When reading his hilarious “Fear And Loathing At The Super Bowl” or “The Great Shark Hunt” or his political classic “Fear and Loathing On The Campaign Trail” - touted as the least accurate, most truthful book on the 1972 Presidential race, part of you is understandably shocked by he writes, says and does, part of you understands that much of this - how much? - is strictly for effect.
Once Thompson finds a home at Rolling Stone Magazine as their National Affairs editor, he covers the campaign in a way that no other journalist ever had - or would. A classic Thompson prank was him writing a press story claiming that Democratic candidate Edmund Muskie was taking this bizarre African drug Ibogaine simply because Thompson had read a medical brief discussing the drug’s after-effects and noticing that, in his mind, Muskie was showing those same symptoms.

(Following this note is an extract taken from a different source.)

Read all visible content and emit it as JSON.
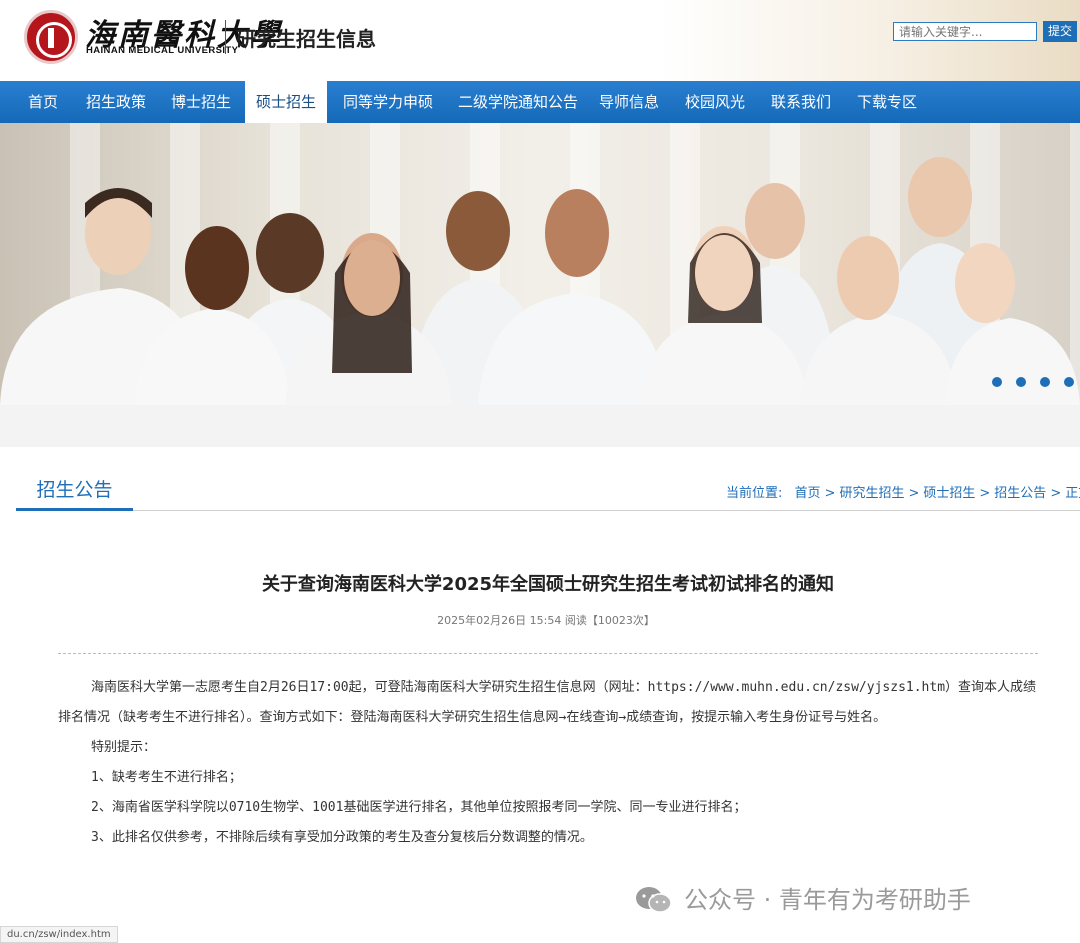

The national media, afraid of being scooped by this Rolling Stone reporter, hopped on the story, only to find that Thompson had made it up. It’s fair to say they found it a lot less funny than did Rolling Stone readers.

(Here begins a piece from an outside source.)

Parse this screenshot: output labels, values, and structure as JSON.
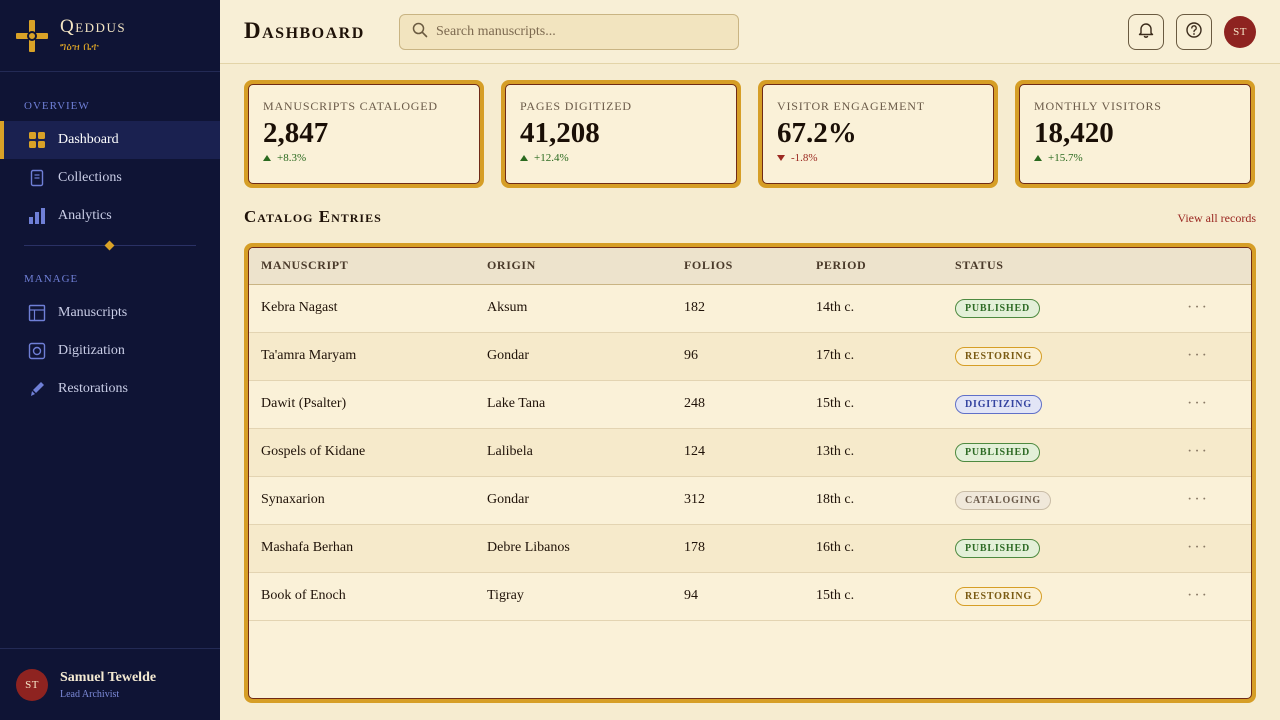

Sadly, there was a price to pay for Thompson’s renegade, iconoclastic behavior. First, he was just about impossible to deal with, both as an employee and working with an editor, some of whom would break into tears, waiting for him to try to squeak work in on or past deadline. When it came to personal behavior or the lack of it, Thompson’s various substance issues, alcohol, cocaine and who knows what else, once he’d caught the eye of the nation, he couldn’t hold it. The last part of his career was spotty, erratic, and often uninspired.
Wills’ faithfully records the high points, the moments of “High White Notes” in his work, as well as delving into his actual writing style, a more detailed analysis that you are likely to find anywhere else. And it is comprehensive, to say the least. Wills laid an eye on everything Thompson wrote, the half-hearted “Hey Rube” columns he wrote towards the end, many other stories that fell way shy of the Thompson mid-70’s standard.

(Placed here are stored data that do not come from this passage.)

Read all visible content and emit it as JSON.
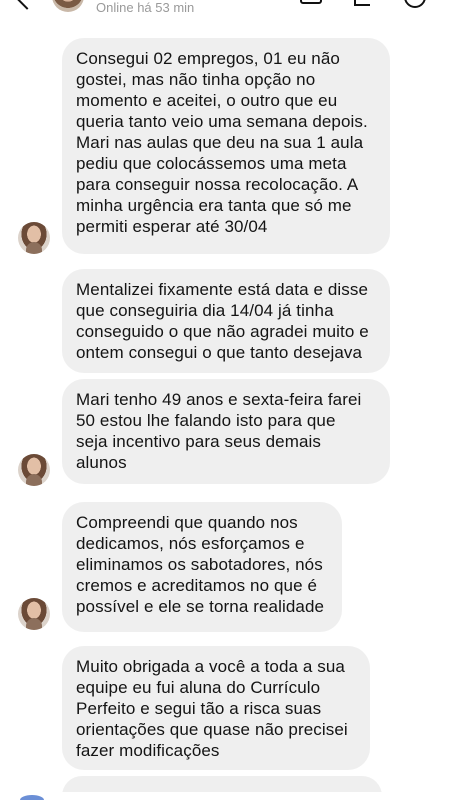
{
  "header": {
    "status": "Online há 53 min"
  },
  "messages": [
    {
      "text": "Consegui 02 empregos, 01 eu não\ngostei, mas não tinha opção no\nmomento e aceitei, o outro que eu\nqueria tanto veio uma semana depois.\nMari nas aulas que deu na sua 1 aula\npediu que colocássemos uma meta\npara conseguir nossa recolocação. A\nminha urgência era tanta que só me\npermiti esperar até 30/04"
    },
    {
      "text": "Mentalizei fixamente está data e disse\nque conseguiria dia 14/04 já tinha\nconseguido o que não agradei muito e\nontem consegui o que tanto desejava"
    },
    {
      "text": "Mari tenho 49 anos e sexta-feira farei\n50 estou lhe falando isto para que\nseja incentivo para seus demais\nalunos"
    },
    {
      "text": "Compreendi que quando nos\ndedicamos, nós esforçamos e\neliminamos os sabotadores, nós\ncremos e acreditamos no que é\npossível e ele se torna realidade"
    },
    {
      "text": "Muito obrigada a você a toda a sua\nequipe eu fui aluna do Currículo\nPerfeito e segui tão a risca suas\norientações que quase não precisei\nfazer modificações"
    }
  ],
  "colors": {
    "bubble": "#efefef",
    "status_text": "#9a9a9a"
  },
  "icons": [
    "back-chevron-icon",
    "video-call-icon",
    "flag-icon",
    "info-icon"
  ]
}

Happily, he did notice Thompson’s last true blast, his coverage of the Roxanne Pulitzer trial in Palm Beach, “A Dog Has Taken My Place.” It’s an insightful, funny read like vintage Thompson and looking at it once more, you’re sad to think how much alcohol and drugs took over his life and seemed to have such an impact on his later work. He might have done so much more.
But every so often, he hit one out of the park. Look at this column excerpt, written after the 9/11 attack!
On the other hand, once you’ve “discovered” a new way to cover an event, once you’re strayed into “gonzo-style” coverage, should you repeat yourself until further notice? Thompson, one suspects, struggled with that concept and Wills’ hints at those late-career disappointments. As outrageous as Thompson was at his peak, by the end of “High White Notes” you can’t help but feel sad for the guy, something you suspect that would have truly pissed Thompson off.
How history will remember him and his work is hard to say for sure. It’s a safe bet that archivists years from now, stumbling upon his ground-breaking political coverage or “Fear And Loathing In Las Vegas” or some of his other inimitable work, they’re sure to break into a smile and ask “What was going on with THIS guy?” It’s a question you’ll ask too, finishing “High White Notes.”